US Judiciary Adds Safeguards After Potential Breach In SolarWinds Hack
The Administrative Office of the U.S. Courts is investigating a potential compromise of the federal courts’ case management and electronic case files system which stores millions of highly sensitive and confidential judiciary records.
US Judiciary is also working on immediately adding extra safeguards and security procedures to protect the highly sensitive court documents (HSDs) filed with the courts.
“The AO is working with the Department of Homeland Security on a security audit relating to vulnerabilities in the Judiciary’s Case Management/Electronic Case Files system (CM/ECF) that greatly risk compromising highly sensitive non-public documents stored on CM/ECF, particularly sealed filings,” the Judiciary said.
“An apparent compromise of the confidentiality of the CM/ECF system due to these discovered vulnerabilities currently is under investigation.
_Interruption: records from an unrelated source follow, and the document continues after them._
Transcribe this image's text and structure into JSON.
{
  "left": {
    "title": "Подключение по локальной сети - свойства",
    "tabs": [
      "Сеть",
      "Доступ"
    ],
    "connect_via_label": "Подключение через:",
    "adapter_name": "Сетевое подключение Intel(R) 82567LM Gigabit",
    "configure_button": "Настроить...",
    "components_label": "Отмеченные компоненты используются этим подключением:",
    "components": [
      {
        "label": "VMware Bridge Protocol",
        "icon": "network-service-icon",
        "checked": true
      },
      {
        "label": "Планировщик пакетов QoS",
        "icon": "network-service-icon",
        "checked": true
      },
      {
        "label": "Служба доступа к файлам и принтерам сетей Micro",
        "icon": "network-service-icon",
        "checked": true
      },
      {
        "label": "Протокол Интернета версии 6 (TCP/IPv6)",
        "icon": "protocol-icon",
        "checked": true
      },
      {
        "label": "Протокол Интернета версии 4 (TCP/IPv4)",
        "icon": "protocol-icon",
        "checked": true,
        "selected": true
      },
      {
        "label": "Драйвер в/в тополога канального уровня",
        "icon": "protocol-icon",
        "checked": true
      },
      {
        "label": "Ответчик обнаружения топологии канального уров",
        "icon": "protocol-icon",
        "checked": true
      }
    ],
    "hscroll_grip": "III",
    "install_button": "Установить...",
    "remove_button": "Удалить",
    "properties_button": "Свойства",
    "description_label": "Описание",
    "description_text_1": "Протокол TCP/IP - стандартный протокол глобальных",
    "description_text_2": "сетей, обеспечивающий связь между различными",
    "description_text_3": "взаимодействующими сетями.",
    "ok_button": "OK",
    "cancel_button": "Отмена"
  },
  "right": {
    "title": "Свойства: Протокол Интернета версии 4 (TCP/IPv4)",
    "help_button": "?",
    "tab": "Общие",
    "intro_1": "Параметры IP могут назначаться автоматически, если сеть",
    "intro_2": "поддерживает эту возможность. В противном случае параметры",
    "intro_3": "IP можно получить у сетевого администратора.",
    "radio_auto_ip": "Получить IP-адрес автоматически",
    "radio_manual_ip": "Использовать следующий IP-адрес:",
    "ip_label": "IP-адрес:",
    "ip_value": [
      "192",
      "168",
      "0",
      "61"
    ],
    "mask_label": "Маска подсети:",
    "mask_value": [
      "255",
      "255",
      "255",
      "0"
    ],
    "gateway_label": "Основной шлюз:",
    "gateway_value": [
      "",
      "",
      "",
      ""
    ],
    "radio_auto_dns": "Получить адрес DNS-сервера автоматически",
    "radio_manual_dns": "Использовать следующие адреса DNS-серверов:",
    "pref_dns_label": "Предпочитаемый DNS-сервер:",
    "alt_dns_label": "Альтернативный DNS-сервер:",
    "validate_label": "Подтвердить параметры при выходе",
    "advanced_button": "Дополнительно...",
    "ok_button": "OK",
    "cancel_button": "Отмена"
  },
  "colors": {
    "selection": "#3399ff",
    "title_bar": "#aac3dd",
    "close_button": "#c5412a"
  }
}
Due to the nature of the attacks, the review of this matter and its impact is ongoing.”
Also Read: 10 Practical Benefits of Managed IT Services
Newly filed confidential documents will only be stored on a “secure stand-alone computer system” and will not be uploaded to CM/ECF.
The newly enacted safeguards following the start of this ongoing investigation are designed to guard the public trust and the integrity of the operation and administration of the federal Judiciary’s courts.
The AO has also suspended all national and local use of the SolarWinds Orion platform in mid-December following a DHS-CISA emergency directive requiring all federal civilian agencies to disconnect or power down SolarWinds software on their networks.
On Wednesday, the US Department of Justice (DOJ) also said that the SolarWinds hackers may have gained access to roughly 3% of the department’s Office 365 mail accounts.
US DOJ currently employs over 115,000 people which translates to around 3450 Office 365 mailboxes potentially breached in this attack.
A joint FBI, CISA, NSA, and ODNI statement also said on Tuesday that a Russian-backed hacking group is likely behind the SolarWinds supply-chain attack. The federal agencies also added that only 10 US government agencies have been targeted in additional hacking activity after the initial breach.
Also Read: What Legislation Exists in Singapore Regarding Data Protection and Security?
“We fully appreciate the practical implications of taking these steps and the administrative burden they will place on courts, yet any such burdens are outweighed by the need to preserve the confidentiality of sealed filings that are at risk of compromise,” James C. Duff, Secretary of the US Judicial Conference said.